In 10 years, from 1998-2008, there were 16 matches held in the structure. On one night in 2009, there were three. After Sunday, there will have been seven in a three-year period.  At that, it will have taken place two weeks after the most recent PPV.

Hell in a Cell used to end storylines.

The purpose of the match was to bring about the close to the most brutal blood feuds of the year. Think about Shawn Michaels vs. Triple H at Bad Blood 2004. Or what about Edge vs. Undertaker at SummerSlam 2008. Or all the way back to Triple H vs. Cactus Jack at No Way Out 2000.

These were matches that will always be remembered, not just for the match itself, but for the storyline that led to such a conclusion. Instead, this Sunday, we’ll get two matches that mean absolutely nothing.
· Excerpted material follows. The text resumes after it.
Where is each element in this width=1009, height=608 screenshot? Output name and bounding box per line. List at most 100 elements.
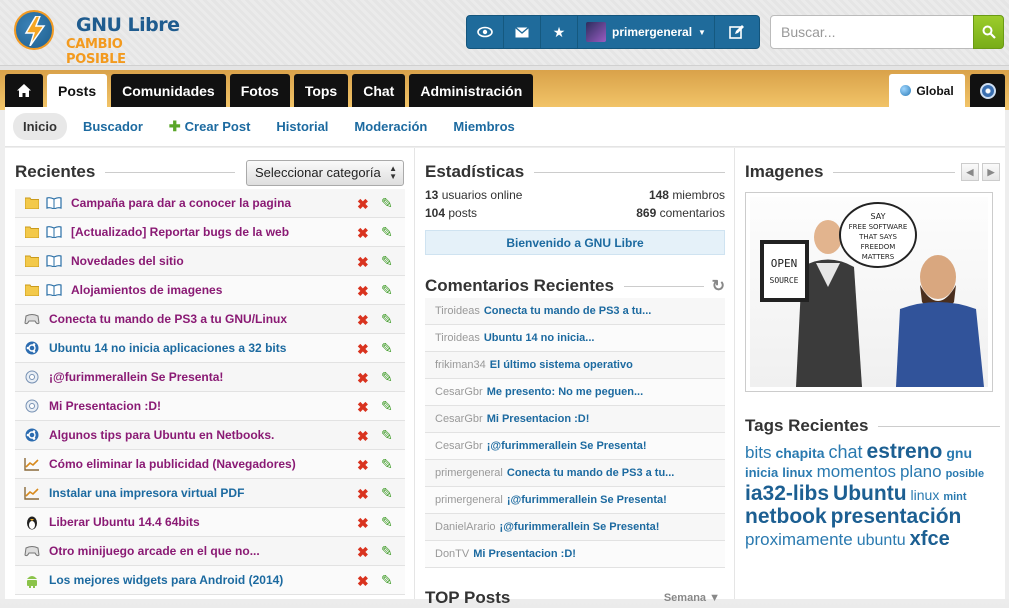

First, we will see Mark Henry face Randy Orton. This may sound hypocritical, but Hell in a Cell isn’t a match that necessitates a championship belt. The vast, vast majority of the matches have been for a top title, but that is because the best storylines were built around the belt as well. A ladder match is one that needs a title (or a shot at a title) to make sense. Hell in a Cell is about settling personal disputes.

This match does not have that feel.

Mark Henry and Randy Orton do not have a personal rivalry. They are two guys that want the belt. Henry feels he has been held back for a decade and a half and finally has proven the naysayers wrong, but that has nothing to do with Randy Orton.

Nobody is chomping at the bit to see Orton and Henry tear each other limb from limb. Had Henry used Orton as a symbol of his frustration, of the type of pretty white boy that has kept him down for all of these years, and beaten him to a pulp for the last two months as the two cut promos back and forth, we might like to see a blood bath between these two. But, due to a lack of storyline, and lack of blood, this match is flat. Nobody is going to buy a PPV to see Mark Henry, no matter what kind of match he’s in.

Then we have the true “headliner.” Two months ago, if you told me that the CM Punk-John Cena storyline would continue to revolve around the WWE Championship, stirring week-in and week-out until the two couldn’t be contained any longer and forced into a Hell in a Cell match to settle things once and for all, I’d be buying it. Instead, we have Alberto Del Rio forced into the confrontation, fresh off an embarrassingly short title reign and decisive loss to Cena the month before. You also have CM Punk, fresh off a loss to the non-active-wrestler authority figure in the main event of the last PPV, that is now suddenly the top contender for the championship.

The Punk-Cena rivalry was dropped like a sack of bricks after SummerSlam, with Cena continuing to be a superhero and Punk looking like a chump. Now, along with former champ-chump Del Rio, they face off in a match designed to blow off feuds without a feud.

As a fan, if given the ultimatum that I could give up Hell in a Cell matches for five years, or have them happen twice on a September night every year in meaningless feuds, I’d opt for the former.

If it meant that some day, two rivals amid a vicious, personal feud would step into the cage, rip each other to pieces, someone would get tossed through the cage, and both competitors would be left in a puddle of blood, it would all be worth it.

Unfortunately, WWE Creative will look at the poor buyrates for this Sunday’s PPV and determine that people must not want to see Hell in a Cell matches. They’ll figure it’s not interesting to people any longer, that they’ve passed their expiration date in the same way the cage match lost it’s luster.

Of course, a gallon of milk will spoil much more quickly when you over expose it, leaving it in the sun all day. Thank you, WWE, for over exposing the Hell in a Cell match and spoiling it for the lot of us.